Yes, we have the high side case right now, Anne. But yes, you're doing the math correctly. And that's the reason why that I think putting the Lucius into sub and financing at this point in time will get a rousing response from a lot of people who actually see the data. And the data is actually -- we've been able to expand of their new seismic coverage and some things we're seeing out there that. Not beyond Lucius, we're very excited about drilling Phobos, which could be twice as big as Lucius. We're very excited about going Capri and other things. So we think we have a nice production complex that we -- that can be -- just need some capital, need some drilling and a little time to see if it's really come to fruition. So I couldn't be more excited about the project, and especially and when we think of, if oil kind of stays in the $90 to $100 a barrel day range in the next couple of years and think about 2015, we'll have quite a project at the right time.

Operator

Your final question comes from the line Gary Stromberg of Barclays Capital.
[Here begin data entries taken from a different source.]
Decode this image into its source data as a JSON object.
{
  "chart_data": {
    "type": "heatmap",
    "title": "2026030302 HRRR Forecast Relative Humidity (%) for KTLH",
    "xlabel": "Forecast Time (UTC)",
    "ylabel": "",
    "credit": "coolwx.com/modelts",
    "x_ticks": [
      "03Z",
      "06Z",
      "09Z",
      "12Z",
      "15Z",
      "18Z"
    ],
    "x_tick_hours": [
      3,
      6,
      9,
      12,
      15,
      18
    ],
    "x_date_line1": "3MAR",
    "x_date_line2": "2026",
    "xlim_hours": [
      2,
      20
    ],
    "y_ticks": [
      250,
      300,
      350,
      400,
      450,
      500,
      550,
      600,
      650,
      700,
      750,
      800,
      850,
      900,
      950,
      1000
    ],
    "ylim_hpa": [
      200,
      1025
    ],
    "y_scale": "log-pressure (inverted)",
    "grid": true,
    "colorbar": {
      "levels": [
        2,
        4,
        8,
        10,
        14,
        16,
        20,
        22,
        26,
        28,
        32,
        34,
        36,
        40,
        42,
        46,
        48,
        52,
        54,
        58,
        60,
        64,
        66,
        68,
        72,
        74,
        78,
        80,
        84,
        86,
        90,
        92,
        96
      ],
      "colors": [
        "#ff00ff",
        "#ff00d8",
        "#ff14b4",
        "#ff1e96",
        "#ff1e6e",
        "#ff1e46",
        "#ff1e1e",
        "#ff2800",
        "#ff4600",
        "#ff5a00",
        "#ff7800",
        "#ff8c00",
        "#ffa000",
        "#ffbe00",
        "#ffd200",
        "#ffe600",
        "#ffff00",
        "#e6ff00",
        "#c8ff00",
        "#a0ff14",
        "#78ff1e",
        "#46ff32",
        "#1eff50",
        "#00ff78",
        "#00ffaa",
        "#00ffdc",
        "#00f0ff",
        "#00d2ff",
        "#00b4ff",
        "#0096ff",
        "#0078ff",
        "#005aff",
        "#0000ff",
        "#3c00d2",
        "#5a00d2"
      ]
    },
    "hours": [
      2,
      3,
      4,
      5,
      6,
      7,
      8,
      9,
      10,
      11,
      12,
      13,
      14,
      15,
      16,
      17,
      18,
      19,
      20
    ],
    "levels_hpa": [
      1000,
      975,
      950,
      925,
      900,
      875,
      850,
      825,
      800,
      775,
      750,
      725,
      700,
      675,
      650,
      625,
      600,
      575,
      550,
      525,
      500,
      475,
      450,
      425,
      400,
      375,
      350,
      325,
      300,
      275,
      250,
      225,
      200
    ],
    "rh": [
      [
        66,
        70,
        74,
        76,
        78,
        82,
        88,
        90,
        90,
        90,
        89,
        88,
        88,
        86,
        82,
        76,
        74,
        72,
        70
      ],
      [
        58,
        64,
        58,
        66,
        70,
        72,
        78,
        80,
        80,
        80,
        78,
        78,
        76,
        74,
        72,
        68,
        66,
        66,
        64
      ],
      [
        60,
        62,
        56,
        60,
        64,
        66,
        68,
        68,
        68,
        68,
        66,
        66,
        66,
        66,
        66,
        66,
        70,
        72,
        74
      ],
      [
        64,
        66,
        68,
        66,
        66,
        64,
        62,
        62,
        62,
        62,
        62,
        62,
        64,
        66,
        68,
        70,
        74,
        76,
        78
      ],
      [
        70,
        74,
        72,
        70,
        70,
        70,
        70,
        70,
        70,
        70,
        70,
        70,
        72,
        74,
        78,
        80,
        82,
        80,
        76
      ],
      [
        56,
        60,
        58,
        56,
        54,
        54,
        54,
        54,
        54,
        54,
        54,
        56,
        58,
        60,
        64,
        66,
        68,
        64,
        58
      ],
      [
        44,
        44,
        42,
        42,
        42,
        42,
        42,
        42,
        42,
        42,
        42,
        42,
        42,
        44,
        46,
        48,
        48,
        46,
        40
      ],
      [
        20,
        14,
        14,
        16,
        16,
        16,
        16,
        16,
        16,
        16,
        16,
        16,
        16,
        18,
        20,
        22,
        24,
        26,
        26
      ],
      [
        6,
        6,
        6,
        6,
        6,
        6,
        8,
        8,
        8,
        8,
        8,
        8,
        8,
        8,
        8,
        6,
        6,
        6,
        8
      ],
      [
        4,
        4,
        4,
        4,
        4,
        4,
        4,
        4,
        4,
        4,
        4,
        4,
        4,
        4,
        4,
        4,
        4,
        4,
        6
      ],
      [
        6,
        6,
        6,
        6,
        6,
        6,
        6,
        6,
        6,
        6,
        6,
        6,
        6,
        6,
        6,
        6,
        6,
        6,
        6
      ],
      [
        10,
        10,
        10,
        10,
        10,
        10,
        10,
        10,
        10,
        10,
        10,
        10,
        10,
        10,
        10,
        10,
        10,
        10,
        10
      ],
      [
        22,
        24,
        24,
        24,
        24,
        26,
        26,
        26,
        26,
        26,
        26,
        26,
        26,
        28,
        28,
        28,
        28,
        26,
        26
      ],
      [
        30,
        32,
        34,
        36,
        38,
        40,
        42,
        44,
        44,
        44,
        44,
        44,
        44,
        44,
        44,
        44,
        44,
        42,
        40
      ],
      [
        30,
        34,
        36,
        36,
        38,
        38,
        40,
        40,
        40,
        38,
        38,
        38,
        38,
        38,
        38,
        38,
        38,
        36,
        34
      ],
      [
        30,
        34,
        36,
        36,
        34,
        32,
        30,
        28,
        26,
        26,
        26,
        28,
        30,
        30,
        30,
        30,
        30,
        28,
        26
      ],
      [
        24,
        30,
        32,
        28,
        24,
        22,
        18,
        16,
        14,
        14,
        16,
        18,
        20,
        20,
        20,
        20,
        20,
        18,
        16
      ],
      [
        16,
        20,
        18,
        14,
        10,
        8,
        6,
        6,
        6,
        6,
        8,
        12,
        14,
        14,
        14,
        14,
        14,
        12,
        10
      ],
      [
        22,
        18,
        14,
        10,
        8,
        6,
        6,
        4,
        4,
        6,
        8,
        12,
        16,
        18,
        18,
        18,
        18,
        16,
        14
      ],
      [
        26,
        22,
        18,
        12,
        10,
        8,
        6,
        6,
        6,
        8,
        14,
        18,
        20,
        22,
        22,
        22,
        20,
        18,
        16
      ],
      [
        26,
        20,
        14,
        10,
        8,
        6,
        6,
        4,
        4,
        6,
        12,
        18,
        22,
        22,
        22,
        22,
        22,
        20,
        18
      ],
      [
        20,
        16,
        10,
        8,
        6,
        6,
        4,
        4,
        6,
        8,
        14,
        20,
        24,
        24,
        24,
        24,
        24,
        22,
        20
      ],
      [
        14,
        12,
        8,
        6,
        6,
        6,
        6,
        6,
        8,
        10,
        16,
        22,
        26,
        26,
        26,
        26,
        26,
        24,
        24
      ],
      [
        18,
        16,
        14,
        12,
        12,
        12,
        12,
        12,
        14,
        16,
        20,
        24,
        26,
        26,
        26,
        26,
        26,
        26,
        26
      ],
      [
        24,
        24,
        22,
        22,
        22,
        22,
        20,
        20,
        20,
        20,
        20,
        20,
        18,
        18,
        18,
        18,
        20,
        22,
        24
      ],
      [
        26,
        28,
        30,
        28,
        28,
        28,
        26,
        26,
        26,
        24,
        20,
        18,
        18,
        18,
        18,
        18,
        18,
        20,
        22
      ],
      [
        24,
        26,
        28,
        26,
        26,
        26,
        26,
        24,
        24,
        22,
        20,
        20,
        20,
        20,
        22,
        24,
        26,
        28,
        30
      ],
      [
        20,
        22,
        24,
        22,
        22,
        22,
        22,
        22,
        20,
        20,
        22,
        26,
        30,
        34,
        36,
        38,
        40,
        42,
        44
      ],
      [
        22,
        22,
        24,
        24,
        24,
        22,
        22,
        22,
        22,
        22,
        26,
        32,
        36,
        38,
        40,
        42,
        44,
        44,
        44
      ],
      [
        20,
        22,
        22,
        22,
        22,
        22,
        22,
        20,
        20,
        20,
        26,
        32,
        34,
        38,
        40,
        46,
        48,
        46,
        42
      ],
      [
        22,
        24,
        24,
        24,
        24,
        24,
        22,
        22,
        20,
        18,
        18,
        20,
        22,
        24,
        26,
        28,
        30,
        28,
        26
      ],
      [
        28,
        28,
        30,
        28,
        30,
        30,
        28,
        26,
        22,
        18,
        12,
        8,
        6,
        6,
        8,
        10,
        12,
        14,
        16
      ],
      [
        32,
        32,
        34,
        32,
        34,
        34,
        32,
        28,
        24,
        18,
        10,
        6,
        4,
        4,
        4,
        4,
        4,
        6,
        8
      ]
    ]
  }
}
Gary Stromberg - Barclays Capital

But maybe this is one more for Winston. The Deepwater ring fence -- would that be an unrestricted subsidiary and therefore, restricted payment?

Winston Talbert

Right now, we're just -- we're working through all that and we'll be ready -- we'll be able to answer those questions for you later in the summer.

Gary Stromberg - Barclays Capital

And what kind of securities or financing are you expecting? Is that going to be a secured term loan? Or is that also on the comp...

James Flores

Gary, we got our lawyers looking at us. I do want to clear one thing up. We've executed a contract with Shell to sell all of our Eagle Ford volumes for $6.50 off of LOS. The effective date on that is November 1. So $6.50 to $7. So we've got -- and that's a 5-year term on that contract. So we think we've got a great marketing contract where they can take barrels down on the Gulf Coast and the Inter-costal Canal and we can realize prices. So between our pricing in the Eagle Ford and our price in California, we're well placed on our oil. We're very excited about the upside there. We're very excited about strengthen our balance sheet, due to monetization of some of our goals assets either McMoRan over time, next year or our Deepwater, what happens there, so we can lower some interest cost. So there's a lot of things we need to do around here and really improve cash flow beyond just the strong oil prices that we're enjoying and redeploying on the Eagle Ford. So that's give you kind of the wrap-up. But that was your question, right, Gary, with the Eagle Ford marketing, right?

Operator

And there are no further questions at this time. Presenters, do you have any closing remarks?

James Flores

Thank you, operator. We're very excited about this year, 2011. We're well positioned, and look forward to executing on a continued basis and having more of these good calls. Thank you very much.

Operator

This concludes today's conference call. You may now disconnect.